Le président de l’UDC est le seul latin à la tête d’un parti national. Sa formation veut faire de la migration et de la neutralité les thèmes phares des prochaines élections fédérales

Marco Chiesa est président de l'UDC suisse depuis deux ans. — © Marco Zanoni / Lunax pour Le Temps
Marco Chiesa est président de l'UDC suisse depuis deux ans. — © Marco Zanoni / Lunax pour Le Temps

En cette année d'élections fédérales, Le Temps donne la parole aux présidents des six principaux partis nationaux, pour les confronter aux priorités de l'actualité.

Retrouvez, au fur et à mesure, toutes ces discussions.

Selon le dernier baromètre électoral de la SSR, l’UDC resterait largement le premier parti du pays avec 26,6% des suffrages. Conseiller aux Etats tessinois, Marco Chiesa préside cette formation depuis 2020.

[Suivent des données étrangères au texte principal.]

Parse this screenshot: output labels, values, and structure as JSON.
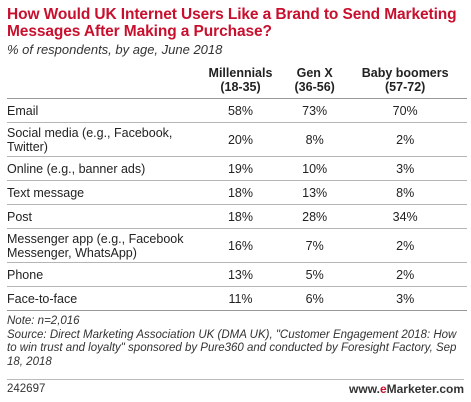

Le Temps: La fin du Credit Suisse, est-ce la faillite de la place financière suisse?

Marco Chiesa: A mes yeux, c’est l’échec d’un modèle bancaire agressif, prêt à prendre des risques insensés à l’étranger. Ce n’est pas la culture suisse, ni celle de notre place financière.

L’ancien conseiller fédéral UDC Ueli Maurer, à la tête du Département des finances de 2016 à 2022, n’aurait-il pas dû réagir plus rapidement pour éviter une telle débâcle?

Le Credit Suisse a été coulé à cause de sa gestion avide et de ses choix à la fois risqués et erronés à l’étranger. La branche suisse, au contraire, est solide et fait des bénéfices. En 2013, l’UDC avait demandé une loi pour séparer les activités étrangères des activités suisses. Malheureusement, il a été sommairement répondu que les lois too big to fail étaient suffisantes pour éviter de nouvelles débâcles et notre proposition a été refusée par le Conseil des Etats.

Cette crise ne va-t-elle pas rebattre les cartes pour les élections fédérales?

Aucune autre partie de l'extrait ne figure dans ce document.